Kariyerine Bursa Devlet Tiyatrosu’nda 17 yaşındayken adım atan oyuncu Murat Akkoyunlu, Akademi Futbol Dergisi’nin nisan sayısına verdiği röportajda Türk oyuncuların dünya çapında çok kaliteli işler yaptığına dikkat çekerek; hâlâ telif hakları konusunu aşamadıklarını söyledi.
Port Sinema ve Metropol Medya tarafından çekimleri tamamlanan güldürü sineması ‘Öt Bakalım’da da rol alan Murat Akkoyunlu, Türk üretimlerinin dünyanın 22 ülkesine satıldığının altını çizdi.
“FİLMCİLİK PARA KAZANDIRAN BİR SEKTÖR”
Akkoyunlu, şu tabirleri kullandı:
Türk oyuncular, artık dünya çapında çok kaliteli işler yapıyor. Bu işler dünyanın yaklaşık 22 ülkesine satılıyor. Dışarıya yaptığımız işlerin geri dönüşleri de çok âlâ. Münasebetiyle filmcilik para kazanılan bir dal haline gelmeye başladı.
“MÜZİSYENLER BUNU BİR NEBZE KIRDILAR”
Sözlerine, “Ancak telif hakları problemi hala oyuncular tarafından çözülemedi” formunda devam eden ünlü isim; “Müzisyenler bunu bir nebze kırdılar fakat oyuncu kısmı olarak biz bunu başaramadık. Hem oyuncu olarak başaramadık hem de bölüm buna çok müsaade vermiyor” dedi.
“ŞARTLAR GİDEREK İYİLEŞİYOR”
Buna rağmen çalışma saatleri sıkıntısının aşılmaya başlandığını lisana getiren Murat Akkoyunlu, “Eskiden yalnızca reklamda çalışma saatleri ve şartlar güzeldi zira en fazla üç gün çekim yapılıyordu. Diziler de yavaş yavaş bu sistemi oturtmaya başladılar, sistem beş gün çalışalım iki gün tatil yapalım haline dönmeye başladı. Kurallar ve şartlar giderek güzelleşiyor diyebilirim. Memnunum, zira bizden sonraki arkadaşlar daha âlâ kaidelerde çalışacaklar, bunun için elimizden geleni yapıyoruz” diye konuştu.
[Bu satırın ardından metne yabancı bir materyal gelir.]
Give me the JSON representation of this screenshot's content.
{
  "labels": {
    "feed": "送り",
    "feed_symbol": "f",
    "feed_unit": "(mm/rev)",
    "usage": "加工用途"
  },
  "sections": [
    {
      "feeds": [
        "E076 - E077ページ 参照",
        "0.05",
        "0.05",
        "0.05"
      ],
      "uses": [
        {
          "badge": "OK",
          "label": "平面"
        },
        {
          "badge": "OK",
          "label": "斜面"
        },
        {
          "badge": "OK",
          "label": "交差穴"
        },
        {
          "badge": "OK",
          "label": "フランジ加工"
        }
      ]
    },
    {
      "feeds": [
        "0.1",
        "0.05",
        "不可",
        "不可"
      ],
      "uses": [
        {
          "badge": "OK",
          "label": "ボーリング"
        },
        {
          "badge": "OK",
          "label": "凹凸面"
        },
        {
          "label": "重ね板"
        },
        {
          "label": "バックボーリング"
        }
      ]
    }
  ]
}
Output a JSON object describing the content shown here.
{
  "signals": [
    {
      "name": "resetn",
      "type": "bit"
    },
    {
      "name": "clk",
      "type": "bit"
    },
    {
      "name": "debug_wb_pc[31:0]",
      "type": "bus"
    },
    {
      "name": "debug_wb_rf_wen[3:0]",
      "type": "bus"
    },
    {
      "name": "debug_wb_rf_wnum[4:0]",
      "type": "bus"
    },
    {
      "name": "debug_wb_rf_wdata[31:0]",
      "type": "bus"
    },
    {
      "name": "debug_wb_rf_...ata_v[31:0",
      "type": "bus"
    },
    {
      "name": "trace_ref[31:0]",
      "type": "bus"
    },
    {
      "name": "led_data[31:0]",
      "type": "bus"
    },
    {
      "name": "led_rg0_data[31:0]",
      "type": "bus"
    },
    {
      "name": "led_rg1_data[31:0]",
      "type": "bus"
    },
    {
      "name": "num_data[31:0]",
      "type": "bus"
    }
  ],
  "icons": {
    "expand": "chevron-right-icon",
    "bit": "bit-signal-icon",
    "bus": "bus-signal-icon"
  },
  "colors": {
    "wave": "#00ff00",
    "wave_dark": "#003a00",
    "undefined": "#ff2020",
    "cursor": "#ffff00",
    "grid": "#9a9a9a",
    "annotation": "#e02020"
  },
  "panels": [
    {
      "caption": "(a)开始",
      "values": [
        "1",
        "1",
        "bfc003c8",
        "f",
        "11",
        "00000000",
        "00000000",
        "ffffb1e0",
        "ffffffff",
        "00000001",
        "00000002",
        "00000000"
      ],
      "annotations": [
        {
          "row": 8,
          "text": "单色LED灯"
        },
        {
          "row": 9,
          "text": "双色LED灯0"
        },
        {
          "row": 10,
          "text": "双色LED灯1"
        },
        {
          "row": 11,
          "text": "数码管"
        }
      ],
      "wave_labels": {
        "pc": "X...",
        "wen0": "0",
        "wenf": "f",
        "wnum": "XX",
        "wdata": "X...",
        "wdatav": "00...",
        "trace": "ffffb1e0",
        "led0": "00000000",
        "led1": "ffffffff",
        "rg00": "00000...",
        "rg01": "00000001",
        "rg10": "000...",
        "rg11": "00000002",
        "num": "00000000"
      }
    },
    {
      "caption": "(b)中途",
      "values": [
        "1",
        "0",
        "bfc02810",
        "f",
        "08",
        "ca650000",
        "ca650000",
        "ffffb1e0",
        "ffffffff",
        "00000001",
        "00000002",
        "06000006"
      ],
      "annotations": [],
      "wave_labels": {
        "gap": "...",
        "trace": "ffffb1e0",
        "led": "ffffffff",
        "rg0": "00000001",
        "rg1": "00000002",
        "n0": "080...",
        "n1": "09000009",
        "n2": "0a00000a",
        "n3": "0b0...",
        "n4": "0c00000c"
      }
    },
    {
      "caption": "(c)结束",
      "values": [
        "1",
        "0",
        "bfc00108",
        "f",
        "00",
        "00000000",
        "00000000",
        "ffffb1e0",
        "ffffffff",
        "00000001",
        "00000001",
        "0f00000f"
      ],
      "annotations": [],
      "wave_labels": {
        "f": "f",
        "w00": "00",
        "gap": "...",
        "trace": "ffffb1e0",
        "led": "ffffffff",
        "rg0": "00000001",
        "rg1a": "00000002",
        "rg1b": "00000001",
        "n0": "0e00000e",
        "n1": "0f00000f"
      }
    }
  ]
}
“PANDEMİYE KADAR HER ŞEY YOLUNDAYDI”
Pandeminin tesiriyle Türk tiyatrosunun ve tiyatro oyuncusunun duraklama periyoduna girdiğini belirten Akkoyunlu, kesimin geldiği noktaya dikkat çekti. Oyuncu, şu tabirleri kullandı:
Mesleki olarak her vakit daha düzgününü yapmak için çaba ediyoruz. Pandemiye kadar her şey yolundaydı, başımızdaki işleri yapabiliyorduk. Ancak pandemiyle başlayan ve tüm dünyada her bölümde yolduğu üzere bir sakinlik periyoduna girdik. Son dört yıldır istediğimiz işleri yapamıyoruz. Yapsak bile o yerini bulmuyor, çekilen sinemalar elimizde kalıyor. Hem üretimci, hem oyuncu, hem de direktör herkes bundan etkileniyor. 15 yıllık projeksiyonu çöpe atmış olduk diyebilirim.